March 19, 2008

Drillbit Taylor

Freaks and Repeats

Grade: C –
Director: Steven Brill
Starring: Owen Wilson, Leslie Mann, Nate Hartley, Troy Gentile, David Dorfman, and Alex Frost
MPAA Rating: PG-13

Running Time: 1 hour, 42 minutes

Ok, we get it – the teenage years were tough ones for Judd Apatow and the rest of his filmmaking cadre. As producer of Drillbit Taylor, Apatow works off an off-beat script cowritten by Seth Rogan and his Undeclared cohort Kristofor Brown to regurgitate their now-formulaic freaks & geeks coterie of a nebbish weakling (Nate Hartley), a McLovin-esque hyperdork (David Dorfman), and a rotund, foul-mouthed pal (Troy Gentile) who actually resembles a prepubescent Jonah Hill.
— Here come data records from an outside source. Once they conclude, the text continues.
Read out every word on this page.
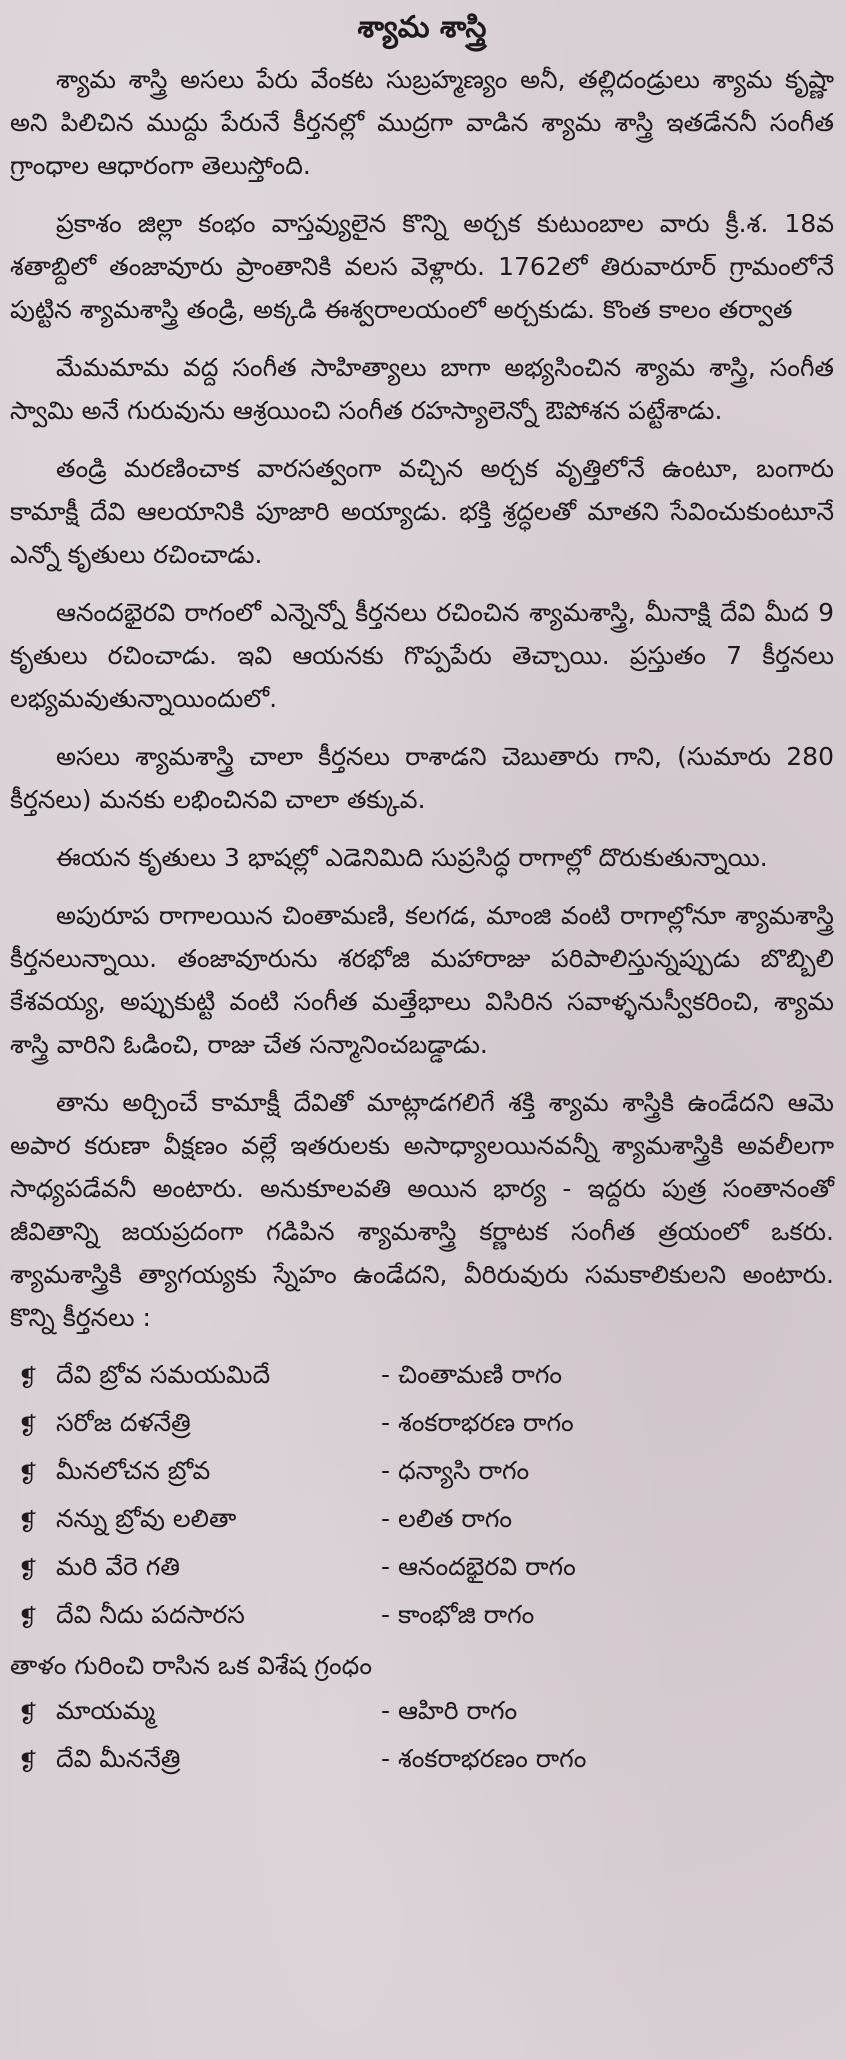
శ్యామ శాస్త్రి

శ్యామ శాస్త్రి అసలు పేరు వేంకట సుబ్రహ్మణ్యం అనీ, తల్లిదండ్రులు శ్యామ కృష్ణా అని పిలిచిన ముద్దు పేరునే కీర్తనల్లో ముద్రగా వాడిన శ్యామ శాస్త్రి ఇతడేననీ సంగీత గ్రాంధాల ఆధారంగా తెలుస్తోంది.

ప్రకాశం జిల్లా కంభం వాస్తవ్యులైన కొన్ని అర్చక కుటుంబాల వారు క్రీ.శ. 18వ శతాబ్దిలో తంజావూరు ప్రాంతానికి వలస వెళ్లారు. 1762లో తిరువారూర్ గ్రామంలోనే పుట్టిన శ్యామశాస్త్రి తండ్రి, అక్కడి ఈశ్వరాలయంలో అర్చకుడు. కొంత కాలం తర్వాత

మేమమామ వద్ద సంగీత సాహిత్యాలు బాగా అభ్యసించిన శ్యామ శాస్త్రి, సంగీత స్వామి అనే గురువును ఆశ్రయించి సంగీత రహస్యాలెన్నో ఔపోశన పట్టేశాడు.

తండ్రి మరణించాక వారసత్వంగా వచ్చిన అర్చక వృత్తిలోనే ఉంటూ, బంగారు కామాక్షీ దేవి ఆలయానికి పూజారి అయ్యాడు. భక్తి శ్రద్ధలతో మాతని సేవించుకుంటూనే ఎన్నో కృతులు రచించాడు.

ఆనందభైరవి రాగంలో ఎన్నెన్నో కీర్తనలు రచించిన శ్యామశాస్త్రి, మీనాక్షి దేవి మీద 9 కృతులు రచించాడు. ఇవి ఆయనకు గొప్పపేరు తెచ్చాయి. ప్రస్తుతం 7 కీర్తనలు లభ్యమవుతున్నాయిందులో.

అసలు శ్యామశాస్త్రి చాలా కీర్తనలు రాశాడని చెబుతారు గాని, (సుమారు 280 కీర్తనలు) మనకు లభించినవి చాలా తక్కువ.

ఈయన కృతులు 3 భాషల్లో ఎడెనిమిది సుప్రసిద్ధ రాగాల్లో దొరుకుతున్నాయి.

అపురూప రాగాలయిన చింతామణి, కలగడ, మాంజి వంటి రాగాల్లోనూ శ్యామశాస్త్రి కీర్తనలున్నాయి. తంజావూరును శరభోజి మహారాజు పరిపాలిస్తున్నప్పుడు బొబ్బిలి కేశవయ్య, అప్పుకుట్టి వంటి సంగీత మత్తేభాలు విసిరిన సవాళ్ళనుస్వీకరించి, శ్యామ శాస్త్రి వారిని ఓడించి, రాజు చేత సన్మానించబడ్డాడు.

తాను అర్చించే కామాక్షీ దేవితో మాట్లాడగలిగే శక్తి శ్యామ శాస్త్రికి ఉండేదని ఆమె అపార కరుణా వీక్షణం వల్లే ఇతరులకు అసాధ్యాలయినవన్నీ శ్యామశాస్త్రికి అవలీలగా సాధ్యపడేవనీ అంటారు. అనుకూలవతి అయిన భార్య - ఇద్దరు పుత్ర సంతానంతో జీవితాన్ని జయప్రదంగా గడిపిన శ్యామశాస్త్రి కర్ణాటక సంగీత త్రయంలో ఒకరు. శ్యామశాస్త్రికి త్యాగయ్యకు స్నేహం ఉండేదని, వీరిరువురు సమకాలికులని అంటారు. కొన్ని కీర్తనలు :

❡ దేవి బ్రోవ సమయమిదే	- చింతామణి రాగం
❡ సరోజ దళనేత్రి	- శంకరాభరణ రాగం
❡ మీనలోచన బ్రోవ	- ధన్యాసి రాగం
❡ నన్ను బ్రోవు లలితా	- లలిత రాగం
❡ మరి వేరె గతి	- ఆనందభైరవి రాగం
❡ దేవి నీదు పదసారస	- కాంభోజి రాగం

తాళం గురించి రాసిన ఒక విశేష గ్రంధం

❡ మాయమ్మ	- ఆహిరి రాగం
❡ దేవి మీననేత్రి	- శంకరాభరణం రాగం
For a moment, set aside the rambling, rather inconsequential plot about a trio of hapless high school misfits who hire the titular homeless, Army deserter-cum-conman (Owen Wilson) as bodyguard to protect them against schoolyard bullies (led by Alex Frost) so merciless you begin to question the mental make-up of school administrators who allow the torment to continue unabated. The result is still a superbad, hit-or-miss mess that is only somewhat salvaged by Wilson’s trademark loopy adlibbing.

The rest of the would-be guffaws foisted by director Stephen Brill are endless, uninspired sight gags and high school freshmen who somehow reference 8 Mile and Blade Runner with equal aplomb. The female love interests range from Asian stereotypes (Valerie Tian, sporting the same specs from Juno) to oversexed loser-magnets (Apatow’s wife Leslie Mann, Knocked Up). Meanwhile, the rest of the women wandering through this comedic chasm are the perfunctory clueless moms and bleached-blond sun-worshipers whose only function is to pose for topless cell-phone pics with our preteens.

So bewildering is the story that by film’s end, destitute vets are fashioned into thieving villains and the presumptive crowd-pleasing climax is watching a thirty-something adult pummel an eighteen-year-old high schooler. Moreover, the vacuum at the film’s core is that its eponymous protagonist never rises above the level of an unabashed phony, fronting one false backstory after another. We never know who Drillbit Taylor really is – other than his Christian name is Bob – and as such never see the movie as anything other than another of Apatow and Co.’s cinematic exorcisms of adolescent angst.

Rarely has a movie’s advertising tagline been more apt: “You get what you pay for.”